NLNG, Total’s UK Subsidiary Sign Deal For NLNG Trains
Nigeria LNG Limited and Total Gas & Power have signed a sale and purchase agreement for some of the remarketed volumes of Liquefied Natural Gas from NLNG’s Trains 1, 2 and 3.
The agreement is for the supply of 1.5 million tonnes per annum for a 10-year term on a delivered ex-ship and free on board basis, according to a statement on Wednesday from the General Manager, External Relations, Eyono Fatayi-Williams.
The Managing Director and Chief Executive Officer, NLNG, Tony Attah, signed on behalf of the company while the Senior Vice President at the LNG, Thomas Maurisse, signed for the TGP.
According to the NLNG, the agreement is in line with the NLNG’s drive to continue to deliver the LNG globally in consolidation of its position as one of the top-ranking LNG suppliers in the world.
“The SPA with the TGP advances the plans by the NLNG to remarket volumes from three trains. The SPA is expected to boost the company’s global presence and market reach, in line with its corporate vision of being a ‘global LNG company, helping to build a better Nigeria’,” the company said.
The NLNG is an incorporated joint venture owned by four shareholders, namely, the Federal Government, represented by the Nigerian National Petroleum Corporation (49 per cent), Shell Gas BV (25.6 per cent), Total Gaz Electricite Holdings France (15 per cent), and Eni International NA NV S.àr.l (10.4 per cent).
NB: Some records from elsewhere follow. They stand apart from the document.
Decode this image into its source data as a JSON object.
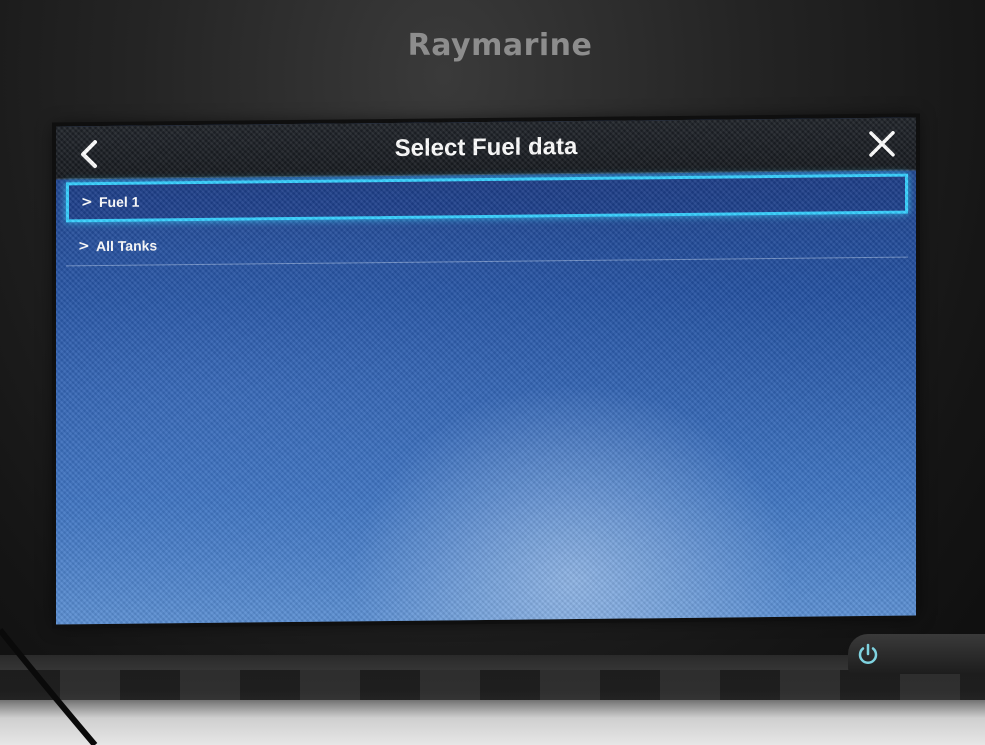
{
  "brand": "Raymarine",
  "header": {
    "title": "Select Fuel data",
    "back_icon": "chevron-left-icon",
    "close_icon": "close-icon"
  },
  "list": {
    "items": [
      {
        "label": "Fuel 1",
        "icon": "chevron-right-icon",
        "selected": true
      },
      {
        "label": "All Tanks",
        "icon": "chevron-right-icon",
        "selected": false
      }
    ]
  },
  "colors": {
    "accent_selection": "#36d0ff",
    "screen_blue": "#2350a0",
    "titlebar": "#1e2228"
  },
  "hardware": {
    "power_icon": "power-icon"
  }
}
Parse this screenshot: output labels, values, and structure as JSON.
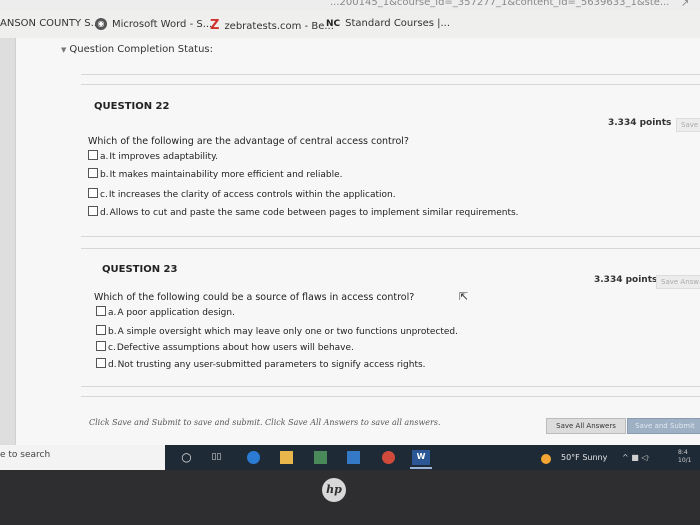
{
  "browser": {
    "url_fragment": "...200145_1&course_id=_357277_1&content_id=_5639633_1&ste...",
    "bookmarks": [
      {
        "label": "ANSON COUNTY S...",
        "icon": "folder-icon"
      },
      {
        "label": "Microsoft Word - S...",
        "icon": "globe-icon"
      },
      {
        "label": "zebratests.com - Be...",
        "icon": "zebratests-logo-icon",
        "glyph": "Z"
      },
      {
        "label": "Standard Courses |...",
        "icon": "nc-logo-icon",
        "glyph": "NC"
      }
    ]
  },
  "quiz": {
    "status_label": "Question Completion Status:",
    "questions": [
      {
        "heading": "QUESTION 22",
        "points": "3.334 points",
        "save_label": "Save",
        "text": "Which of the following are the advantage of central access control?",
        "options": [
          {
            "letter": "a.",
            "text": "It improves adaptability."
          },
          {
            "letter": "b.",
            "text": "It makes maintainability more efficient and reliable."
          },
          {
            "letter": "c.",
            "text": "It increases the clarity of access controls within the application."
          },
          {
            "letter": "d.",
            "text": "Allows to cut and paste the same code between pages to implement similar requirements."
          }
        ]
      },
      {
        "heading": "QUESTION 23",
        "points": "3.334 points",
        "save_label": "Save Answ",
        "text": "Which of the following could be a source of flaws in access control?",
        "options": [
          {
            "letter": "a.",
            "text": "A poor application design."
          },
          {
            "letter": "b.",
            "text": "A simple oversight which may leave only one or two functions unprotected."
          },
          {
            "letter": "c.",
            "text": "Defective assumptions about how users will behave."
          },
          {
            "letter": "d.",
            "text": "Not trusting any user-submitted parameters to signify access rights."
          }
        ]
      }
    ],
    "footer_note": "Click Save and Submit to save and submit. Click Save All Answers to save all answers.",
    "save_all_label": "Save All Answers",
    "save_submit_label": "Save and Submit"
  },
  "taskbar": {
    "search_text": "e to search",
    "word_icon_text": "W",
    "weather_text": "50°F  Sunny",
    "tray_text": "^ ■ ◁ᐧ",
    "clock_line1": "8:4",
    "clock_line2": "10/1"
  },
  "bezel": {
    "logo_text": "hp"
  },
  "colors": {
    "taskbar": "#1e2a36",
    "page": "#f7f7f7",
    "submit_button": "#9db0c4"
  }
}
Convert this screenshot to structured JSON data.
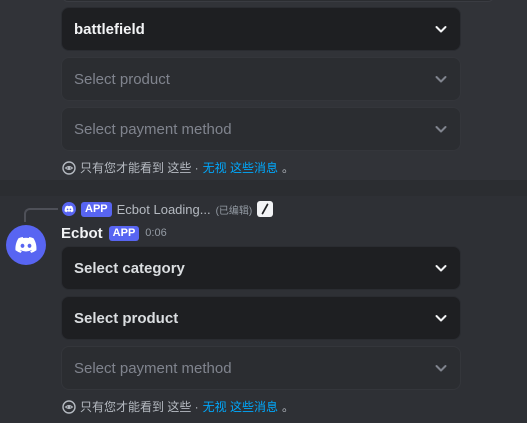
{
  "first_message": {
    "selects": [
      {
        "value": "battlefield",
        "state": "filled"
      },
      {
        "value": "Select product",
        "state": "disabled"
      },
      {
        "value": "Select payment method",
        "state": "disabled"
      }
    ],
    "ephemeral": {
      "text": "只有您才能看到 这些 ·",
      "link": "无视 这些消息",
      "suffix": "。"
    }
  },
  "second_message": {
    "reply": {
      "badge": "APP",
      "text": "Ecbot Loading...",
      "edited": "(已编辑)"
    },
    "author": {
      "name": "Ecbot",
      "badge": "APP",
      "time": "0:06"
    },
    "selects": [
      {
        "value": "Select category",
        "state": "enabled"
      },
      {
        "value": "Select product",
        "state": "enabled"
      },
      {
        "value": "Select payment method",
        "state": "disabled"
      }
    ],
    "ephemeral": {
      "text": "只有您才能看到 这些 ·",
      "link": "无视 这些消息",
      "suffix": "。"
    }
  },
  "colors": {
    "accent": "#5865f2",
    "link": "#00a8fc",
    "background": "#313338",
    "select_bg": "#1e1f22"
  },
  "icons": [
    "chevron-down-icon",
    "eye-icon",
    "discord-icon",
    "slash-command-icon"
  ]
}
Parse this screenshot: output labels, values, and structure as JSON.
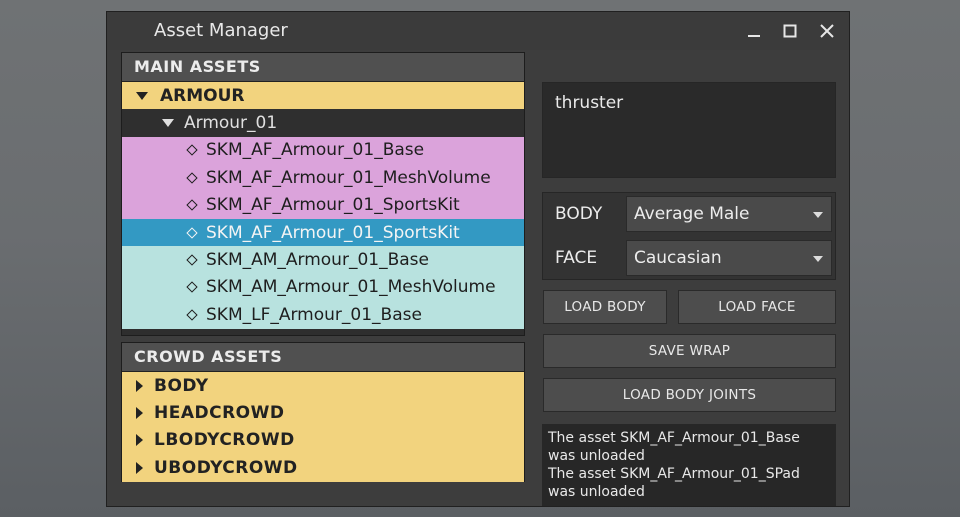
{
  "window": {
    "title": "Asset Manager"
  },
  "main_assets": {
    "header": "MAIN ASSETS",
    "category": "ARMOUR",
    "group": "Armour_01",
    "items": [
      {
        "label": "SKM_AF_Armour_01_Base",
        "color": "pink"
      },
      {
        "label": "SKM_AF_Armour_01_MeshVolume",
        "color": "pink"
      },
      {
        "label": "SKM_AF_Armour_01_SportsKit",
        "color": "pink"
      },
      {
        "label": "SKM_AF_Armour_01_SportsKit",
        "color": "blue",
        "selected": true
      },
      {
        "label": "SKM_AM_Armour_01_Base",
        "color": "cyan"
      },
      {
        "label": "SKM_AM_Armour_01_MeshVolume",
        "color": "cyan"
      },
      {
        "label": "SKM_LF_Armour_01_Base",
        "color": "cyan"
      }
    ]
  },
  "crowd_assets": {
    "header": "CROWD ASSETS",
    "items": [
      "BODY",
      "HEADCROWD",
      "LBODYCROWD",
      "UBODYCROWD"
    ]
  },
  "search_text": "thruster",
  "body_select": {
    "label": "BODY",
    "value": "Average Male"
  },
  "face_select": {
    "label": "FACE",
    "value": "Caucasian"
  },
  "buttons": {
    "load_body": "LOAD BODY",
    "load_face": "LOAD FACE",
    "save_wrap": "SAVE WRAP",
    "load_body_joints": "LOAD BODY JOINTS"
  },
  "log": [
    "The asset SKM_AF_Armour_01_Base was unloaded",
    "The asset SKM_AF_Armour_01_SPad was unloaded"
  ],
  "colors": {
    "yellow": "#f2d37e",
    "pink": "#dba3db",
    "blue": "#3399c3",
    "cyan": "#b8e2df"
  },
  "icons": {
    "minimize": "minimize-icon",
    "maximize": "maximize-icon",
    "close": "close-icon"
  }
}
Last month, the company announced that it had signed an SPA with Vitol SA for some of the remarketed volumes from its Trains 1, 2 and 3.
It said the agreement was for the supply of 0.5mtpa of the LNG for a 10-year-term on a delivered ex-ship basis commencing from October 2021.
With six trains currently operational, the NLNG is capable of producing 22mtpa of the LNG.
The company took the long-awaited final investment decision on the company’s Train 7 project in December, after over 10 years of delay.